I will be heading to Japan in about a week’s time, so I do not think I will have any time to work on the backlog of work I’ve just processed. I do not like to look upon the ‘editing’ stage of my work as ‘post-processing’. I really dislike this term, as it almost makes the editing stage feel as though it is like doing my laundry: a chore, and more importantly: an after fact of the fieldwork.

Editing to me, is a highly inspiring, creative place to be. I love editing my because I get lost in the material. Each adjustment of tone and luminosity brings forth an immediate emotional response. It is not a part of the image making process that I would like to think of as a ‘task’ or ‘chore’, but more so as a ‘creative space’.

So I would prefer to work on my images when I feel the drive to do so. Not because of some schedule, or deadline.

In some ways, I have always enjoyed having a small backlog of images to work on. To me, it is like having a well with water in it. If I have no images to work on at all, then the well feels as though it is dry. For years I had always worried that if I took too long to get round to working on images, I would either never get round to them, or simply lose interest. But it is not uncommon for me now to hold onto work for many years before I choose to work on it (Senja from February 2020 is one such case).

Anyway, I feel heartened to know that I am now in complete control of the entire process: capture, processing, editing and printing. Now that I have walked through the film-processing part of it for a solid week, I now see that it is not so difficult if one has an automated processor. I will write up an entry about my Dev.a film processor at some point. But I feel I should really work with it for at least half a year before giving any opinions about it.
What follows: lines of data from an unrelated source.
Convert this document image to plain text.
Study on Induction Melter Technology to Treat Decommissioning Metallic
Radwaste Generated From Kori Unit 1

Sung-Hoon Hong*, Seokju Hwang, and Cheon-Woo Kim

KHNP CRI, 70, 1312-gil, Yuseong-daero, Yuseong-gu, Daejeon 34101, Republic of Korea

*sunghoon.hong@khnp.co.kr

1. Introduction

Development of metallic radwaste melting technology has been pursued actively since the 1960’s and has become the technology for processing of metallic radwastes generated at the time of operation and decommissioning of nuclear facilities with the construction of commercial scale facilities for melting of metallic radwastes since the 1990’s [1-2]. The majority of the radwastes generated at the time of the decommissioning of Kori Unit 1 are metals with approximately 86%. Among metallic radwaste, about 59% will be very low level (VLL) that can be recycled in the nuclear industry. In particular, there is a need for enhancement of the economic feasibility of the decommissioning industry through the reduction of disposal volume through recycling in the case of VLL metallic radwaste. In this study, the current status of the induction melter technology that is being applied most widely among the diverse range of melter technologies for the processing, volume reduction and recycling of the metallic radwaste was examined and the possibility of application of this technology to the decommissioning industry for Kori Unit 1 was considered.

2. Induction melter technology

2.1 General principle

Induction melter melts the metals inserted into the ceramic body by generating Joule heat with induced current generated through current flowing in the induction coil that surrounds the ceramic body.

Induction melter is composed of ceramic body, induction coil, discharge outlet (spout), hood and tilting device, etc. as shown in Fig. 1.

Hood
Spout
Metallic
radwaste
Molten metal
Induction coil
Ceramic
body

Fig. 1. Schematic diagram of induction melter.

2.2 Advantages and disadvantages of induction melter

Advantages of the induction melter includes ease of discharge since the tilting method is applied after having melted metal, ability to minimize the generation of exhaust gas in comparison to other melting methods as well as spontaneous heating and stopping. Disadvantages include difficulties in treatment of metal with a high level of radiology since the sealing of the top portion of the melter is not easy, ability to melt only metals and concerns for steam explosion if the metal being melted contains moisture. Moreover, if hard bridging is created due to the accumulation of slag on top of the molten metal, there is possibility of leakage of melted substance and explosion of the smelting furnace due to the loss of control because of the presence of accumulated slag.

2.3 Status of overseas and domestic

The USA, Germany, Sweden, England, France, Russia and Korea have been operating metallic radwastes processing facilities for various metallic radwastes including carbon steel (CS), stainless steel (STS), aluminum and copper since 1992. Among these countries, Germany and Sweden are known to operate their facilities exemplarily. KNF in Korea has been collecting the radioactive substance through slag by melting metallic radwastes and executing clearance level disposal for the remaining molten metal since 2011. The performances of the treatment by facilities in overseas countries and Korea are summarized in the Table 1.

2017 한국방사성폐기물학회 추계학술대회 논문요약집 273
I would say right now, that I am very happy with the machine and it is living up to the hopes I had to be able to run around 12 to 24 rolls of film a day through it, without feeling like my house or kitchen where it resides, is turned into a laboratory.

Postamble: I would like to thank Kyriakos Kalorkoti for inviting me round to his house several times to go through the E6 process, albeit with a manual processor. Kyriakos instilled in me that I need to be methodical, and ensure that there is no contamination in the chemicals.

I would also like to thank Robert Salisbury for offering to stop by on his way home from making images in the highlands, to help me alter my kitchen and install plumbing so I could get the Dev.a film processor up and running.

Can we really trust our vision?

In short: no.

I’ve been fascinated for years as to why there is a disconnect between what we ‘see’ when composing out in the field and what we often have on or memory cards / films. It’s a rabbit hole that one can disappear down, and that is exactly what I did. I learned that the human visual system has its own innate processing: everything we see is a ‘construction’ in our mind, and it happens so innately that we aren’t even aware of it.

Illusions such as this one by Science Girl are great at illustrating that what we see is a construction that happens in our mind’s eye. Once you begin to understand that ‘seeing’ is not ‘truth’, this gives you the freedom to realise that everything is open to interpretation, and once we know we are doing this, we can choose to go anywhere we want with our imagery.